A maneira como ela domina e manipula a luz e a sombra — uma mistura de nanquim com carvão — é tão elegante quanto edificar cada quadrinho com “vida”, seja na pulsação de seus personagens, seja nas veias urbanas noturnas parisienses. Virtude herdada pela autora ser uma mestra em cinema de animação.
Sobre o levantamento tridimensional da sua protagonista, que leva o nome da sua primeira obra — Sibylline: Crônicas de uma acompanhante (Comix Zone, 256 páginas) — Dano foi atrás das fontes para fincar os pés da sua ficção na realidade: por cerca de dois anos, a quadrinista ouviu diversas estudantes que atuavam como acompanhantes de luxo na capital francesa, além de homens que contratavam esse tipo de serviço. 
Essa documentação do mundo da prostituição serviu para criar Raphaelle, uma jovem de 19 anos de idade que se muda para a “Cidade Luz” para cursar Arquitetura. Os pais ajudam a garota na mudança para uma modesta quitinete. Seu pai desembolsa poucas centenas de euros julgando ser o suficiente para ela se manter entre uma aula e outra, ainda sem o auxílio de uma bolsa ou um estágio na área.

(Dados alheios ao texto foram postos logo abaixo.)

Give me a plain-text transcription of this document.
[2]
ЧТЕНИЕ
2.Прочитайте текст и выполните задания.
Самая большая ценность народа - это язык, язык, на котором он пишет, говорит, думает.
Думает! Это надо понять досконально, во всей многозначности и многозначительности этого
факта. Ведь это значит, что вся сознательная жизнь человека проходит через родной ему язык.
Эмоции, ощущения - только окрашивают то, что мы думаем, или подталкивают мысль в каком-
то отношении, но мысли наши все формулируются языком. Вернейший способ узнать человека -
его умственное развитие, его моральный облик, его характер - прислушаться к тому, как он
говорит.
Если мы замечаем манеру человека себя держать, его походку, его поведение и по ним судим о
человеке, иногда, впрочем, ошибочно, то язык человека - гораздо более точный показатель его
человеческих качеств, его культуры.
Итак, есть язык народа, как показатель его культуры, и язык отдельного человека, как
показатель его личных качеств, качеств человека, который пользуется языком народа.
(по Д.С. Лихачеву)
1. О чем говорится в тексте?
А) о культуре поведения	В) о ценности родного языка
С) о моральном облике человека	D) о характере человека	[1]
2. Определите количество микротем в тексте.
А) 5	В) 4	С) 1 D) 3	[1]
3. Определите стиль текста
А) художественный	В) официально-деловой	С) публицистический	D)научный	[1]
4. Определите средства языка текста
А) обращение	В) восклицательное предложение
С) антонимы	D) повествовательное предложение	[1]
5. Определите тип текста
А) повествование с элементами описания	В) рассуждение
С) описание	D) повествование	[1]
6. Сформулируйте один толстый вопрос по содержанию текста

Nos cálculos hipotéticos é um resultado, mas para os complexos números da realidade, a corda no pescoço vira uma instável corda bamba. São caríssimos livros indicados pelos professores (sendo eles próprios os autores egocêntricos), que não abrem margem para estudar arquitetas mulheres, busca pelo material mais em conta para as maquetes do final de período e outros afazeres acadêmicos, que obrigam Raphaelle a servir chope à noite para tentar chegar em números melhores na ponta do lápis quando o mês acaba.
Nas longas conversas sobre a vida com a sua melhor amiga de faculdade, surge o assunto de ser acompanhante e o quanto isso rende monetariamente — bem mais do que uma mesada ou ficar a noite toda servindo chope —, o que faz Raphaelle trocar e cadastrar o seu nome por Sibylline num aplicativo para tal finalidade.
Consciente, Sixtine Dano não glamouriza e muito menos vitimiza ou julga as jovens que buscam essa alternativa financeira diante da encruzilhada existencialista dessa transição para a vida adulta. A obra também aborda a exploração da feminilidade e as relações de poder numa sociedade estruturada pelo patriarcado e pelo capitalismo. Há, inclusive, um monólogo que vira um “devaneio” à la Broadway sobre a experiência de ser acompanhante.
Sibylline examina também a mercantilização do corpo feminino e as questões de autonomia. Para as circunstâncias, a protagonista utiliza os seus próprios termos, gerenciando a dinâmica de poder em seus encontros do mesmo jeito que lida com o peso emocional das suas escolhas.
Uma deslumbrante HQ, tanto na forma quanto no conteúdo. Como bônus, o público do Brasil é apresentado à cantora franco-armênia Solann, que assina o prefácio da edição e “canta”, em tom pop melancólico, a bela “Narcisse”.
*Coluna publicada originalmente na edição impressa do dia 10 de junho de 2026.